Argument against the omission of Article 370 is that, the abrogation will cause serious consequences. If it is deleted against the people’s wishes and State Assembly, it will be a breach of honor by the Union of India since it signed Instrument of Accession. Going against it will have serious repercussions. There have been separatist activities in some parts of the states too. Hence, it does not prove that a separate Constitution encourages secessionist tendencies. Also, debate against the fact that it is temporary in nature has been proved false by the Supreme Court.The Supreme Court in April 2018 said that despite the headnote using the word “temporary’, Article 370 is not temporary. In Sampat Prakash (1969) the SC refused to accept Article 370 as temporary. A five-judge Bench said “Article 370 has never ceased to be operative”. Thus, it is a permanent provision.

What can be done?

The doubt regarding whether Article 370 should be deleted or not, lies in its history. It creates invisible lies between its own citizens. The Muslim majority Kashmir signed Instrument of Accession with a Secular India. Any effort to push the resolution of deleting it, should be carefully thought of. First of all, the Central Government should carefully look as to why the people of J&K are resisting the efforts to scrap this article. Does the fault lies in the Central leadership that it could not bring Kashmiris into confidence of uniformity and integration? Why over the years since their accession, they are still looked with suspicion? Do the fault lies at the structure of society- the basis here being the religion? Here, the Central Government, instead of focusing on the expulsion of Article 370, should focus on bringing Kashmir and Kashmiri’s into mainstream India.

This can start by creating employment opportunities in the State. Focus should be on the infrastructure of the state which will bring investment and prosperity by increased livelihood and income. The administration of the state should be at par with the rest of the state. There is lack of effective information and communication plan which has hobbled the government's ability to respond in a quick and effective manner. The continuing violence through terrorism and use of lethal force by the army, resulting in destruction of life and property also bars the people to believe in the central government. Efforts should be made against the use of force and creating peace within the state. The use of lethal force or strongest act should be curtailed against the people. Peace building is required on the ground by multiple stakeholders.

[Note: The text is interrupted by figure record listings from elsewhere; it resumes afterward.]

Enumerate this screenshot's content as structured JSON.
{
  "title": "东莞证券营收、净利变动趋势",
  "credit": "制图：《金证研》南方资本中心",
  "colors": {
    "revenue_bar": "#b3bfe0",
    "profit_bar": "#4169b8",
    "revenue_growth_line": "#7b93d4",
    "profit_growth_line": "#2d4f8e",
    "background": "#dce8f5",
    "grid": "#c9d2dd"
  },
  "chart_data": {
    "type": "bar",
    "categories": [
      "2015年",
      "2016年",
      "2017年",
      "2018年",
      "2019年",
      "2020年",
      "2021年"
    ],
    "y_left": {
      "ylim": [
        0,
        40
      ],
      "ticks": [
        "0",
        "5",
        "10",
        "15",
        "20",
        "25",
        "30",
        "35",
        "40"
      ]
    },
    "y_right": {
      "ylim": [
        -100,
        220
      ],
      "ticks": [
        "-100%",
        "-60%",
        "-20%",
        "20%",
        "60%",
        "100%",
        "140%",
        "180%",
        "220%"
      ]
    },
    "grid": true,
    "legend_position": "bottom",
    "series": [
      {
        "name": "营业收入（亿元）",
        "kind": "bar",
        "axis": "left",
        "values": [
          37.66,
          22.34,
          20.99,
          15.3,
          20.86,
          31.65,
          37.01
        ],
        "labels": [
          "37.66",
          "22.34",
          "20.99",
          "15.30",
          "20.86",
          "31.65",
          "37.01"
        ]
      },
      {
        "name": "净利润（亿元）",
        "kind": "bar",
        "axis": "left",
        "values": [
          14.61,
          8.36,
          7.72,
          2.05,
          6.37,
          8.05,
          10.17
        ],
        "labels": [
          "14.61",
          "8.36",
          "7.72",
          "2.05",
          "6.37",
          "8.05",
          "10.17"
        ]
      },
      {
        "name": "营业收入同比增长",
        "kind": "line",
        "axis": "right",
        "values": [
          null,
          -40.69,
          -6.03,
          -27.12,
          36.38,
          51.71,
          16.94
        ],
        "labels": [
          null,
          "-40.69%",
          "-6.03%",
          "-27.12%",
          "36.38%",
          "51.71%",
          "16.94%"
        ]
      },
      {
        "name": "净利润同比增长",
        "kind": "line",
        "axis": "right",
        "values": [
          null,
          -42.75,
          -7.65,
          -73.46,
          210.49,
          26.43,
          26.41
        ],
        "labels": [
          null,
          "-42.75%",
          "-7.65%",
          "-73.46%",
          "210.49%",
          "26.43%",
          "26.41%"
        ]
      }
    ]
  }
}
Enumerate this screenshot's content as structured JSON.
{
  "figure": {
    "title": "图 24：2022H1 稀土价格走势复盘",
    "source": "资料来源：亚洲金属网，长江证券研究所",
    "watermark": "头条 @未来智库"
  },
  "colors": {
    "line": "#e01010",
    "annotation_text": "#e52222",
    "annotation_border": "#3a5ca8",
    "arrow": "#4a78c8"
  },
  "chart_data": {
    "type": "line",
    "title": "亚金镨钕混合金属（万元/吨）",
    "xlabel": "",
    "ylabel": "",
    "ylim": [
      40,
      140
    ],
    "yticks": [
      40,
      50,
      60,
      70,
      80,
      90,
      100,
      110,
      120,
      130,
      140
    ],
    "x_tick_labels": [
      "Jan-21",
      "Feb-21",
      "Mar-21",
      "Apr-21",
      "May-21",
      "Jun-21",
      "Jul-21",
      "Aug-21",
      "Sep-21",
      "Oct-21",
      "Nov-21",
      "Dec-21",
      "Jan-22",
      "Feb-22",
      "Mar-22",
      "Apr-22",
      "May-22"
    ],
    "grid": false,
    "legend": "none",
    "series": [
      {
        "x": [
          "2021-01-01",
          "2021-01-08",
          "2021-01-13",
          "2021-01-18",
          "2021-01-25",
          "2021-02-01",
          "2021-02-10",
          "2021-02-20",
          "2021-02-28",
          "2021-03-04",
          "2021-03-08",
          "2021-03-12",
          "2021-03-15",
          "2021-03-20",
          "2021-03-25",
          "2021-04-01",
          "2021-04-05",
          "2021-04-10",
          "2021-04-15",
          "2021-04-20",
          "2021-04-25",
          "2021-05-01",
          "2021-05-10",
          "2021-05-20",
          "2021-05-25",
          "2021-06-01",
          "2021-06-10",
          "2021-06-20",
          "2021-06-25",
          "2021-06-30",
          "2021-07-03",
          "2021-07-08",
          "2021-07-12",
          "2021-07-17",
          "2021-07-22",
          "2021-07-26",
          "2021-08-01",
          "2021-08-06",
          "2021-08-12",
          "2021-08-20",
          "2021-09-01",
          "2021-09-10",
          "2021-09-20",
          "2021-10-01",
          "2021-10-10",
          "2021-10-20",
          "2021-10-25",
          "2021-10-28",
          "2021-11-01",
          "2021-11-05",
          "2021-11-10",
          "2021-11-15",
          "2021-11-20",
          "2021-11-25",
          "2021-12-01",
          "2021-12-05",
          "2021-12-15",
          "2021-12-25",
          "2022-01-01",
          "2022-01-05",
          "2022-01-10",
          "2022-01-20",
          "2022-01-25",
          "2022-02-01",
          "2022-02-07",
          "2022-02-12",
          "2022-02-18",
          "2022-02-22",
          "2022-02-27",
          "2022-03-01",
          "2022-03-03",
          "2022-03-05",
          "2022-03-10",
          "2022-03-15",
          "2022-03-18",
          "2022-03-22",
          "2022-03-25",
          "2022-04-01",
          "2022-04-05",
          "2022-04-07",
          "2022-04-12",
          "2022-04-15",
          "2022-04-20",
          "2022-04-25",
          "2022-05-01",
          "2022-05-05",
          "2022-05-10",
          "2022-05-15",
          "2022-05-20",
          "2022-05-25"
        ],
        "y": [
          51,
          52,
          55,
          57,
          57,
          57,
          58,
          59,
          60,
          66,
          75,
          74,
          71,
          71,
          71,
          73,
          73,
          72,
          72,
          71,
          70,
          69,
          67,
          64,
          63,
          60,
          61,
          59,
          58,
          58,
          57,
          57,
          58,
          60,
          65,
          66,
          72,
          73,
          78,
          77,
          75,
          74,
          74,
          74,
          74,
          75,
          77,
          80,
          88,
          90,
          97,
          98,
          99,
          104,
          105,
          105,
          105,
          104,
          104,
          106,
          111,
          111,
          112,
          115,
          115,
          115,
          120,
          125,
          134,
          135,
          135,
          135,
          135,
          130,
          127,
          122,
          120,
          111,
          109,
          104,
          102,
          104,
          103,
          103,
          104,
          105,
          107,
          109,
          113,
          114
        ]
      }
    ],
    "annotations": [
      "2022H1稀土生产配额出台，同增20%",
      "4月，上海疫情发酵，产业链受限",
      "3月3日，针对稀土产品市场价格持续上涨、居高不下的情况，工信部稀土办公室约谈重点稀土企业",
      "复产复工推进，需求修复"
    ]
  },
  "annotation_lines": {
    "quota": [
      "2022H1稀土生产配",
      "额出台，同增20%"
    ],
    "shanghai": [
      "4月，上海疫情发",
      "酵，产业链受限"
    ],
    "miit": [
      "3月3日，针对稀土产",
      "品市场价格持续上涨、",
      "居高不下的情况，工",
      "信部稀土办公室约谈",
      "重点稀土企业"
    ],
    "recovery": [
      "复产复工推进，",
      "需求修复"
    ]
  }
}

Instead of concentrating and pushing for the reforms in Article 370, the government should try to build trust with the people. It should understand the core psychology behind the resistance of the citizens. Any forcible actions will prove to be disastrous. When the citizens are discontent and disgruntlement is loud, the government at the head should pay increased attention rather than drowning those voices, after all, citizens are the bedrock of its foundations.